No, the Church does not support illegal immigration, it's the bishops who profit from it.

No, the Church does not support illegal immigration, it's the bishops who profit from it.

No, the Church does not support the mass regularization of illegal immigrants. Those who support it are a part of the Spanish episcopate. And confusing the two is not an innocent mistake: it is an ecclesiological falsification.

Every time a media outlet headlines that “the Church” backs a specific government measure, a conceptual trap is consummated that benefits everyone except the faithful. Because the Church is not the Episcopal Conference. Nor does the Episcopal Conference command the Church. Nor does it automatically speak in its name when it issues political opinions.

Catholic doctrine is clear and perfectly defined. In the Church, there is a distinction of missions. It is the bishops’ responsibility to teach the faith, safeguard the doctrine, sanctify through the sacraments, and govern in strictly ecclesial matters. To the laity, on the other hand, corresponds a specific and proper task: to order temporal realities according to the Gospel.

That includes politics, the economy, legislation, social organization. That is: precisely the terrain where today we see bishops occupying the space that does not correspond to them, while they de facto discredit—although they don’t say it—the laity who do have direct competence in those matters.

When a bishop presents a mass regularization decided by a specific government as morally indisputable, he is not exercising his magisterium. He is issuing a prudential opinion. And prudential opinions do not bind in conscience. Neither the faithful, nor the laity, nor anyone.

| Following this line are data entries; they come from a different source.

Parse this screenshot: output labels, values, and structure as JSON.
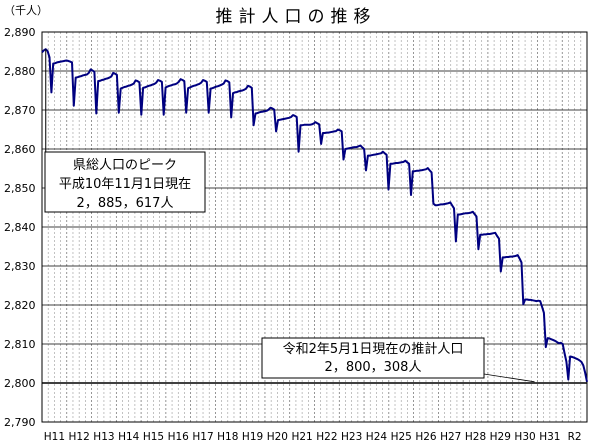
{
  "chart_data": {
    "type": "line",
    "title": "推計人口の推移",
    "unit_label": "（千人）",
    "ylim": [
      2790,
      2890
    ],
    "y_ticks": [
      "2,790",
      "2,800",
      "2,810",
      "2,820",
      "2,830",
      "2,840",
      "2,850",
      "2,860",
      "2,870",
      "2,880",
      "2,890"
    ],
    "x_ticks": [
      "H11",
      "H12",
      "H13",
      "H14",
      "H15",
      "H16",
      "H17",
      "H18",
      "H19",
      "H20",
      "H21",
      "H22",
      "H23",
      "H24",
      "H25",
      "H26",
      "H27",
      "H28",
      "H29",
      "H30",
      "H31",
      "R2"
    ],
    "grid": true,
    "line_color": "#000080",
    "reference_line": 2800,
    "series": [
      {
        "values": [
          2884.8,
          2885.3,
          2885.6,
          2885.1,
          2883.5,
          2874.5,
          2881.9,
          2882.0,
          2882.2,
          2882.3,
          2882.4,
          2882.5,
          2882.6,
          2882.7,
          2882.6,
          2882.4,
          2882.2,
          2871.1,
          2878.3,
          2878.4,
          2878.6,
          2878.7,
          2878.9,
          2879.0,
          2879.1,
          2879.5,
          2880.4,
          2880.1,
          2879.8,
          2869.1,
          2877.4,
          2877.5,
          2877.7,
          2877.8,
          2878.0,
          2878.1,
          2878.3,
          2878.6,
          2879.5,
          2879.3,
          2879.0,
          2869.3,
          2875.5,
          2875.7,
          2875.9,
          2876.0,
          2876.2,
          2876.3,
          2876.5,
          2876.8,
          2877.6,
          2877.4,
          2877.1,
          2868.8,
          2875.7,
          2875.8,
          2876.0,
          2876.2,
          2876.3,
          2876.5,
          2876.7,
          2877.0,
          2877.7,
          2877.5,
          2877.2,
          2868.8,
          2875.8,
          2876.0,
          2876.2,
          2876.3,
          2876.5,
          2876.6,
          2876.8,
          2877.2,
          2877.9,
          2877.7,
          2877.4,
          2869.3,
          2875.6,
          2875.8,
          2876.0,
          2876.2,
          2876.3,
          2876.5,
          2876.7,
          2877.0,
          2877.7,
          2877.5,
          2877.2,
          2869.3,
          2875.5,
          2875.6,
          2875.8,
          2876.0,
          2876.1,
          2876.3,
          2876.5,
          2876.8,
          2877.6,
          2877.4,
          2877.1,
          2868.1,
          2874.3,
          2874.5,
          2874.6,
          2874.8,
          2874.9,
          2875.0,
          2875.2,
          2875.5,
          2876.2,
          2876.0,
          2875.7,
          2866.1,
          2869.1,
          2869.2,
          2869.4,
          2869.5,
          2869.6,
          2869.7,
          2869.8,
          2870.1,
          2870.6,
          2870.4,
          2870.1,
          2864.5,
          2867.4,
          2867.5,
          2867.6,
          2867.7,
          2867.8,
          2867.9,
          2868.0,
          2868.2,
          2868.7,
          2868.5,
          2868.2,
          2859.3,
          2866.1,
          2866.1,
          2866.2,
          2866.2,
          2866.2,
          2866.2,
          2866.3,
          2866.5,
          2866.9,
          2866.6,
          2866.3,
          2861.3,
          2864.1,
          2864.1,
          2864.2,
          2864.2,
          2864.3,
          2864.4,
          2864.5,
          2864.6,
          2865.0,
          2864.8,
          2864.5,
          2857.3,
          2860.0,
          2860.1,
          2860.2,
          2860.3,
          2860.4,
          2860.5,
          2860.5,
          2860.7,
          2860.9,
          2860.4,
          2860.0,
          2854.5,
          2858.3,
          2858.3,
          2858.4,
          2858.5,
          2858.6,
          2858.7,
          2858.8,
          2858.9,
          2859.3,
          2858.9,
          2858.5,
          2849.6,
          2856.2,
          2856.2,
          2856.3,
          2856.4,
          2856.4,
          2856.5,
          2856.6,
          2856.7,
          2857.0,
          2856.6,
          2856.2,
          2848.2,
          2854.3,
          2854.3,
          2854.4,
          2854.4,
          2854.5,
          2854.6,
          2854.7,
          2854.8,
          2855.1,
          2854.5,
          2854.0,
          2846.0,
          2845.6,
          2845.6,
          2845.7,
          2845.8,
          2845.8,
          2845.9,
          2846.0,
          2846.1,
          2846.3,
          2845.5,
          2844.8,
          2836.3,
          2843.2,
          2843.2,
          2843.3,
          2843.4,
          2843.5,
          2843.5,
          2843.6,
          2843.7,
          2843.9,
          2843.3,
          2842.7,
          2834.3,
          2838.0,
          2838.0,
          2838.1,
          2838.1,
          2838.2,
          2838.2,
          2838.3,
          2838.4,
          2838.5,
          2837.7,
          2837.0,
          2828.6,
          2832.2,
          2832.2,
          2832.3,
          2832.3,
          2832.4,
          2832.4,
          2832.5,
          2832.6,
          2832.8,
          2831.9,
          2830.9,
          2820.2,
          2821.4,
          2821.4,
          2821.3,
          2821.3,
          2821.2,
          2821.1,
          2821.0,
          2821.1,
          2821.0,
          2819.5,
          2818.0,
          2809.2,
          2811.5,
          2811.4,
          2811.2,
          2811.0,
          2810.8,
          2810.5,
          2810.2,
          2810.3,
          2810.0,
          2807.7,
          2805.5,
          2800.9,
          2806.8,
          2806.7,
          2806.5,
          2806.3,
          2806.1,
          2805.8,
          2805.4,
          2804.5,
          2802.7,
          2800.3
        ]
      }
    ],
    "annotations": [
      {
        "lines": [
          "県総人口のピーク",
          "平成10年11月1日現在",
          "2，885，617人"
        ],
        "x_index": 2,
        "value": 2885.6
      },
      {
        "lines": [
          "令和2年5月1日現在の推計人口",
          "2，800，308人"
        ],
        "x_index": 263,
        "value": 2800.3
      }
    ]
  }
}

Even more: when that opinion coincides millimeter by millimeter with the ideological framework of a political power that legislates systematically against natural law and against the Catholic faith, the problem is no longer just one of competence, but of scandal.

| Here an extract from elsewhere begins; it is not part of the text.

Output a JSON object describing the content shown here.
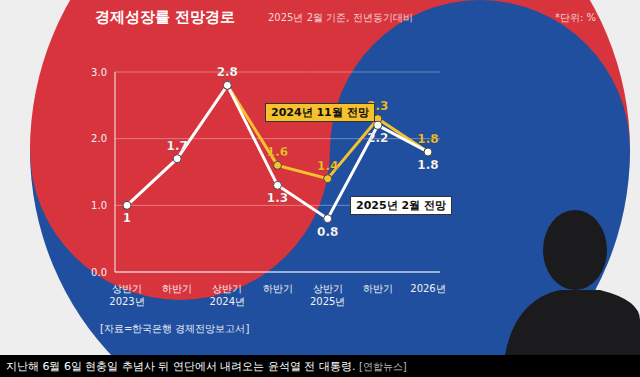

Catholic laity are not called to repeat episcopal statements like pious parrots. They are called to judge political reality with reason enlightened by faith, to legitimately disagree when a measure harms the common good, and to defend different solutions without feeling guilty or disobedient.

Saying that “the Church supports regularization” is a crude way to silence that legitimate disagreement. It is to turn a debatable political option into a non-existent moral mandate. It is to use the cassock as an alibi.

It is advisable to remember this clearly, even if it bothers: the Church does not vote on decrees, does not draft BOE nor manage borders. And when some bishops seem to forget it, they are not speaking in the name of the Church, but in their own name.

Confusing the two is not communion. It is clericalism. And the bad kind.